Jamey Johnson Leaves Fans Wanting at All-Star Hank Cochran Tribute
Despite special guest appearances by Willie Nelson, Emmylou Harris, Alison Krauss and Brooks & Dunn’s Ronnie Dunn, many fans left last night’s sold-out Jamey Johnson concert at Nashville’s Ryman Auditorium disappointed, some even infuriated, when the house lights flickered on a mere 70 minutes after they dimmed.
“You can’t do this to people!” protested one angry fan, who had made a two-hour drive from Kentucky and dropped $60 a ticket to see his 10th Jamey Johnson show (he said they usually clock in at over two hours). “He ain’t makin’ any fans right now,” said the man’s equally irate companion.
The succinct set ended, without an encore, before 9 p.m. and included no selections from Johnson’s 2008 breakthrough That Lonesome Song or its double-LP follow-up The Guitar Song, or any of the singer’s original songs, for that matter. The shaggy trad-country crooner opted instead to focus solely on selections from Living for a Song: A Tribute to Hank Cochran – a duets tribute album to the late, legendary singer-songwriter who penned hits for Patsy Cline, Merle Haggard, George Strait and others that hit shelves yesterday.

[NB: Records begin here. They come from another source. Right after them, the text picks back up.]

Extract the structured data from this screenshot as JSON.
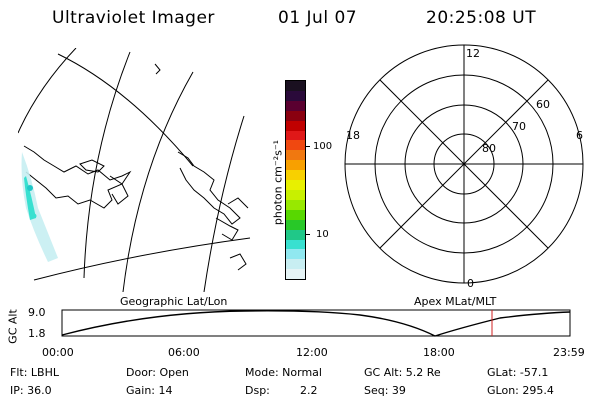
{
  "header": {
    "title": "Ultraviolet Imager",
    "date": "01 Jul 07",
    "time": "20:25:08 UT"
  },
  "colorbar": {
    "unit_label": "photon cm⁻²s⁻¹",
    "ticks": [
      "100",
      "10"
    ],
    "colors": [
      "#1a1020",
      "#2a0a3a",
      "#5a0030",
      "#8a0010",
      "#c00000",
      "#e01818",
      "#f04810",
      "#f07810",
      "#f8a000",
      "#f8d000",
      "#e8f000",
      "#c8f000",
      "#98e800",
      "#58d800",
      "#28c828",
      "#20c888",
      "#38e0d0",
      "#90e8f0",
      "#c8eef2",
      "#e6f4f6"
    ]
  },
  "panels": {
    "left_label": "Geographic Lat/Lon",
    "right_label": "Apex MLat/MLT"
  },
  "polar_plot": {
    "mlt_labels": {
      "top": "12",
      "left": "18",
      "right": "6",
      "bottom": "0"
    },
    "lat_labels": [
      "60",
      "70",
      "80"
    ]
  },
  "timeline": {
    "ylabel": "GC Alt",
    "ymax": "9.0",
    "ymin": "1.8",
    "xticks": [
      "00:00",
      "06:00",
      "12:00",
      "18:00",
      "23:59"
    ],
    "marker_color": "#d02020"
  },
  "info": {
    "flt": "Flt: LBHL",
    "door": "Door: Open",
    "mode": "Mode: Normal",
    "gcalt": "GC Alt: 5.2 Re",
    "glat": "GLat: -57.1",
    "ip": "IP: 36.0",
    "gain": "Gain: 14",
    "dsp_label": "Dsp:",
    "dsp_value": "2.2",
    "seq": "Seq: 39",
    "glon": "GLon: 295.4"
  }
}
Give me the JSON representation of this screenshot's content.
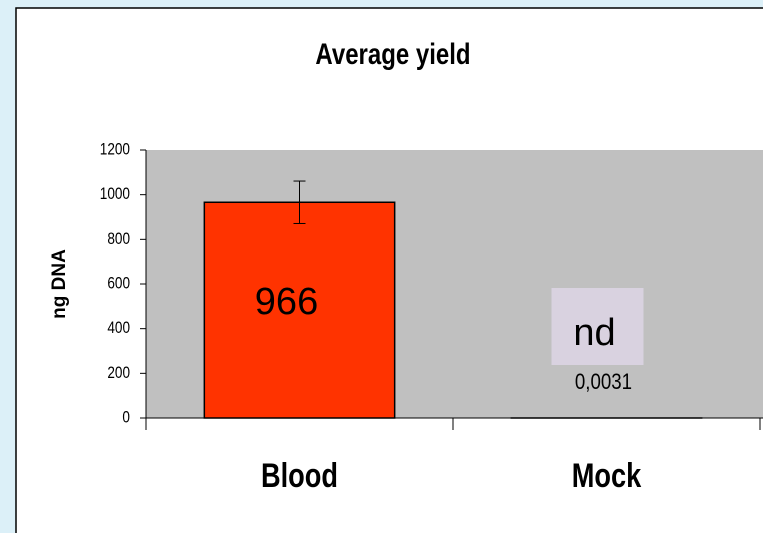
{
  "chart_data": {
    "type": "bar",
    "title": "Average yield",
    "ylabel": "ng DNA",
    "categories": [
      "Blood",
      "Mock"
    ],
    "values": [
      966,
      0.0031
    ],
    "value_labels": [
      "966",
      "0,0031"
    ],
    "errors": [
      95,
      null
    ],
    "annotations": [
      "nd"
    ],
    "color": "#ff3300",
    "ylim": [
      0,
      1200
    ],
    "yticks": [
      0,
      200,
      400,
      600,
      800,
      1000,
      1200
    ],
    "grid": false
  }
}
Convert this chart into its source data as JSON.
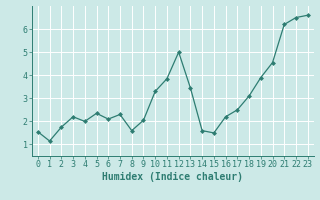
{
  "x": [
    0,
    1,
    2,
    3,
    4,
    5,
    6,
    7,
    8,
    9,
    10,
    11,
    12,
    13,
    14,
    15,
    16,
    17,
    18,
    19,
    20,
    21,
    22,
    23
  ],
  "y": [
    1.55,
    1.15,
    1.75,
    2.2,
    2.0,
    2.35,
    2.1,
    2.3,
    1.6,
    2.05,
    3.3,
    3.85,
    5.0,
    3.45,
    1.6,
    1.5,
    2.2,
    2.5,
    3.1,
    3.9,
    4.55,
    6.2,
    6.5,
    6.6
  ],
  "line_color": "#2e7d72",
  "marker": "D",
  "marker_size": 2.0,
  "bg_color": "#cce9e7",
  "grid_color": "#ffffff",
  "xlabel": "Humidex (Indice chaleur)",
  "xlabel_fontsize": 7,
  "tick_fontsize": 6,
  "ylabel_ticks": [
    1,
    2,
    3,
    4,
    5,
    6
  ],
  "xlim": [
    -0.5,
    23.5
  ],
  "ylim": [
    0.5,
    7.0
  ]
}
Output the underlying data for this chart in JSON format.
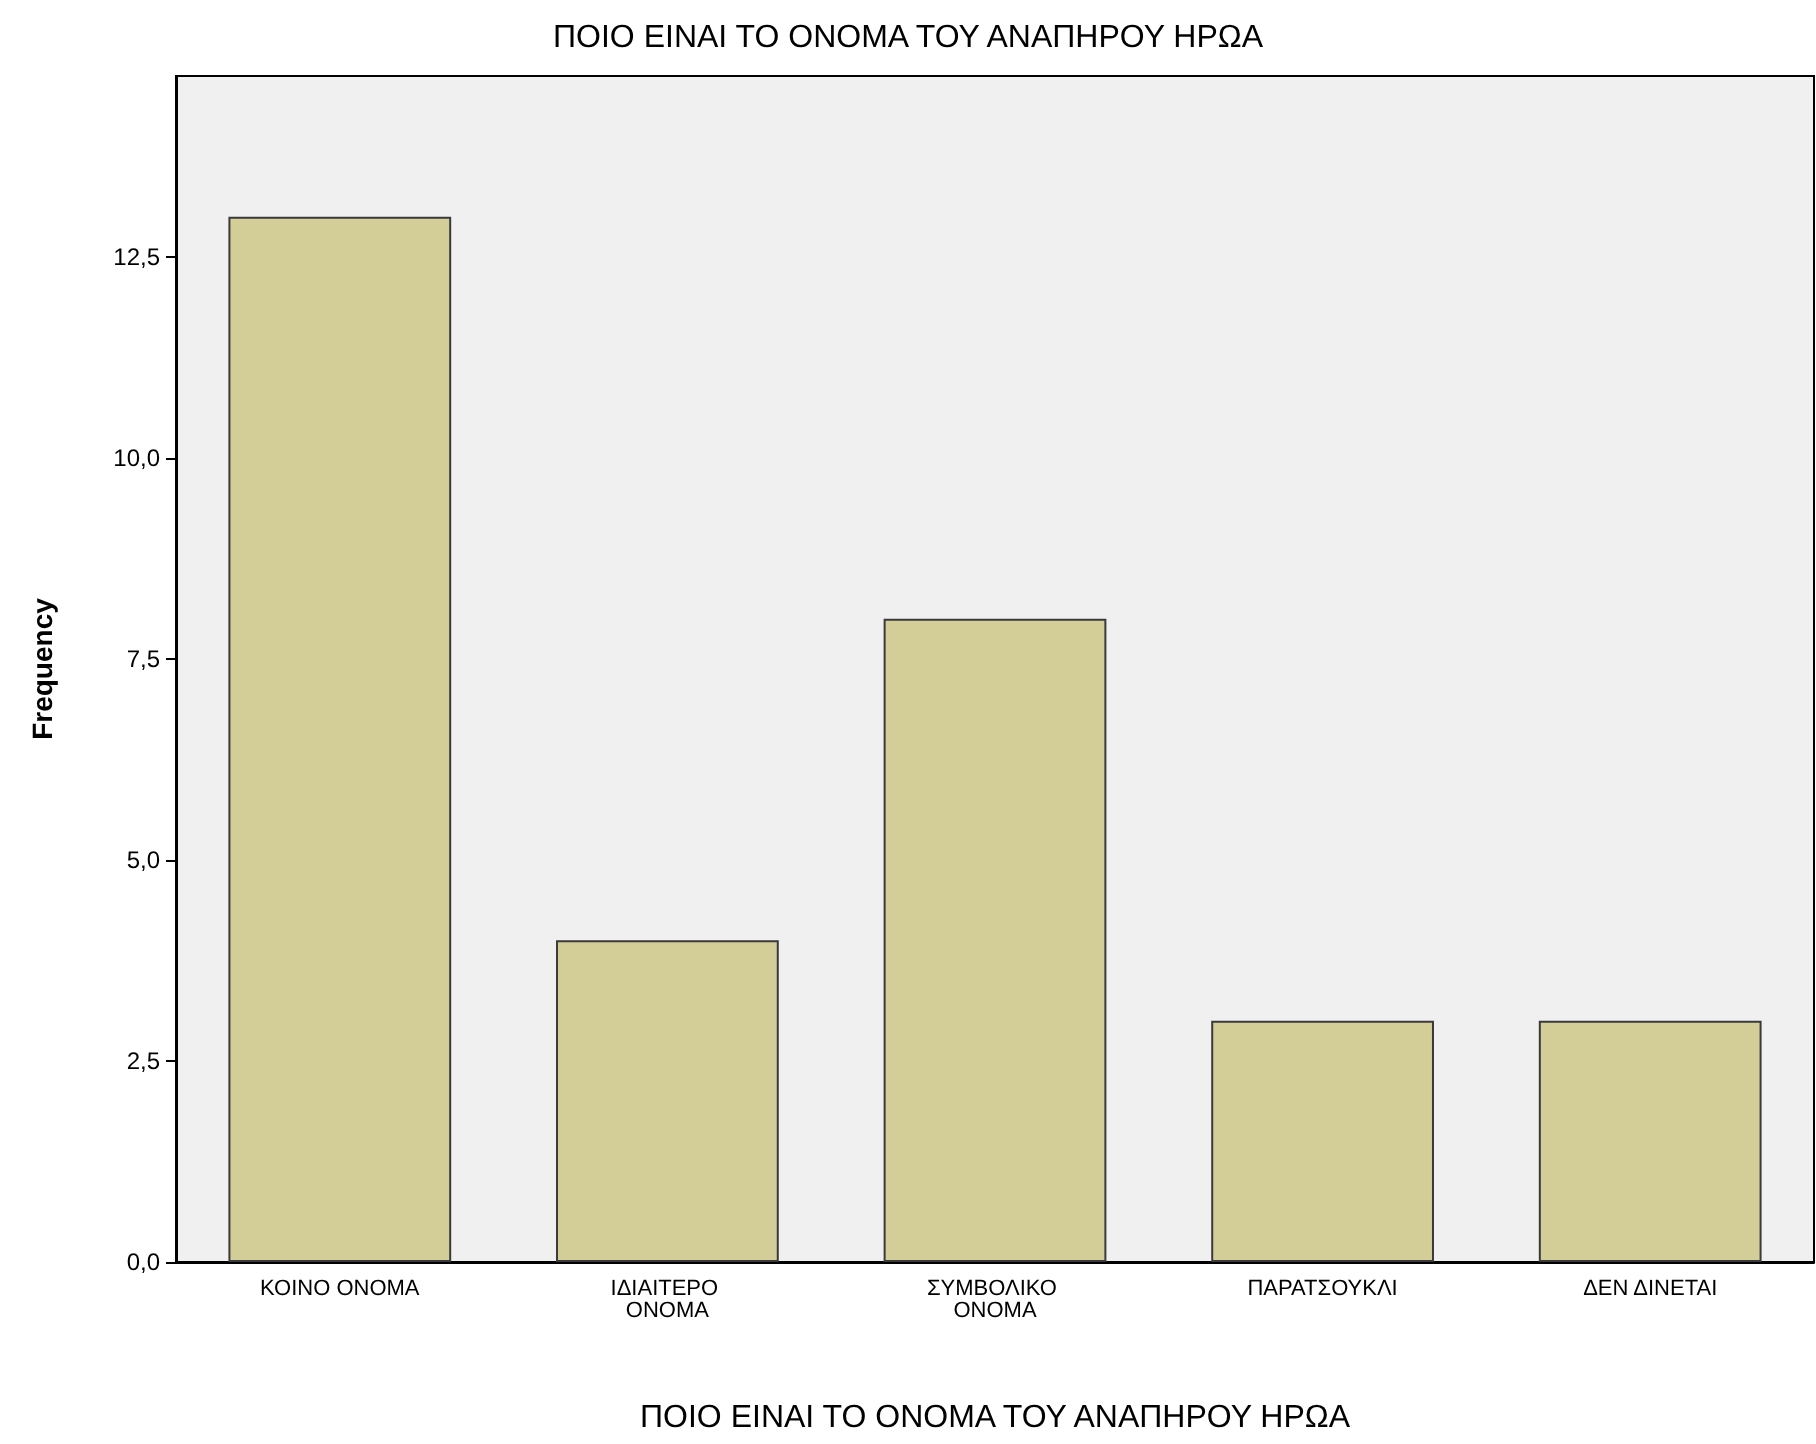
{
  "chart_data": {
    "type": "bar",
    "title": "ΠΟΙΟ ΕΙΝΑΙ ΤΟ ΟΝΟΜΑ ΤΟΥ ΑΝΑΠΗΡΟΥ ΗΡΩΑ",
    "xlabel": "ΠΟΙΟ ΕΙΝΑΙ ΤΟ ΟΝΟΜΑ ΤΟΥ ΑΝΑΠΗΡΟΥ ΗΡΩΑ",
    "ylabel": "Frequency",
    "categories": [
      "ΚΟΙΝΟ ΟΝΟΜΑ",
      "ΙΔΙΑΙΤΕΡΟ ΟΝΟΜΑ",
      "ΣΥΜΒΟΛΙΚΟ ΟΝΟΜΑ",
      "ΠΑΡΑΤΣΟΥΚΛΙ",
      "ΔΕΝ ΔΙΝΕΤΑΙ"
    ],
    "values": [
      13,
      4,
      8,
      3,
      3
    ],
    "color": "#d3ce97",
    "ylim": [
      0,
      14.75
    ],
    "yticks": [
      {
        "value": 0,
        "label": "0,0"
      },
      {
        "value": 2.5,
        "label": "2,5"
      },
      {
        "value": 5,
        "label": "5,0"
      },
      {
        "value": 7.5,
        "label": "7,5"
      },
      {
        "value": 10,
        "label": "10,0"
      },
      {
        "value": 12.5,
        "label": "12,5"
      }
    ],
    "grid": false
  }
}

Living for a Song boasts a roster of heavyweight duet partners including Elvis Costello, Kris Kristofferson and Leon Russell. Contributors Krauss, Dunn, Harris and Nelson were on hand last night to help Johnson bring the album to the stage, turning in a show that emphasized quality over quantity.
Krauss helped kick off the festivities, joining Johnson and his eight-piece band on opening renditions of “Make the World Go Away” – a Ray Price cut that was a Top-40 hit for Timi Yuro, Eddy Arnold and Donny and Marie Osmond – and “I Fall to Pieces,” a hit for Patsy Cline that Merle Haggard sings on Living. Dunn followed, joining Johnson for a take on the literal jukebox gem “A-11,” originally made famous by Buck Owens. Next up was Emmylou Harris, who sang the part of Cochran’s one-time wife Jeannie Seely on a divine version of Seely’s “Don’t Touch Me.”
Johnson is a man of few words and even less stage banter. So, with a voice like a soothing sonic Quaalude to the ears, famed WSM radio DJ and Grand Ole Opry announcer Eddie Stubbs emceed the event.
Johnson isn’t much for interacting with his duet partners, either – he’s a strong, stone-faced, stoic performer, casually clad in jeans, a plain black T-shirt and a security blanket of unkempt facial hair. When unaccompanied, the guitar-wielding singer spent most of the hour crooning one sad-bastard Cochran weeper after another, in a baritone that boomed across the auditorium like the bellow of a heartbroken, spiritually bereft god.
While standouts like “Love Makes a Fool of Us All” and “He’s Got You” ratcheted up emotions and mostly met with pin-drop attentiveness, it was clear that some more vocal and unruly folks in attendance had come to the show expecting to hear Johnson hits like “In Color” and “The Dollar,” or at least something a little bit more honky-tonkin’ than tear-in-beer ballads. That all changed when Stubbs called Willie Nelson to the stage, instantly cuing a standing ovation.
In fine voice and looking, well, like Willie Nelson, the country legend stole the show, leading the band through five songs, calling out audibles like the wistful shuffle “Everything But You” and a majestic “Don’t You Ever Get Tired (Of Hurting Me)” as he swiftly relegated Johnson from frontman to sideman. Nelson didn’t hog the spotlight, however. The pair harmonized like a couple of hobos on a hitched locomotive as they traded verses and tangled lines on a perfectly janky run through Living‘s title track.
Before leaving the stage, Nelson delighted the hall with his signature song, and the only non-Cochran number of the night: “On the Road Again.” The crowd rose to its feet, sang and clapped along, and Johnson even came close to cracking a smile as he took a verse, living out every aspiring outlaw country troubadour’s boyhood fantasy. Unfortunately for soon-to-be-baffled-and-angered attendees, the show ended soon after. “Bullshit!” a concertgoer or two cried out as the roadies drew the stage curtain shut.
Cochran “got Willie his first publishing deal,” Johnson keyboardist Jim “Moose” Brown told Rolling Stone after the show. “Hank was really special to all of the people on stage . . . so this night was all about him,” he said, explaining why Johnson jettisoned his own material at the risk of ruffling a few fans’ feathers. “Jamey’s always the kind of guy that doesn’t let any of that stuff influence him. He does whatever he feels, and I think that’s what has put him where he is today.”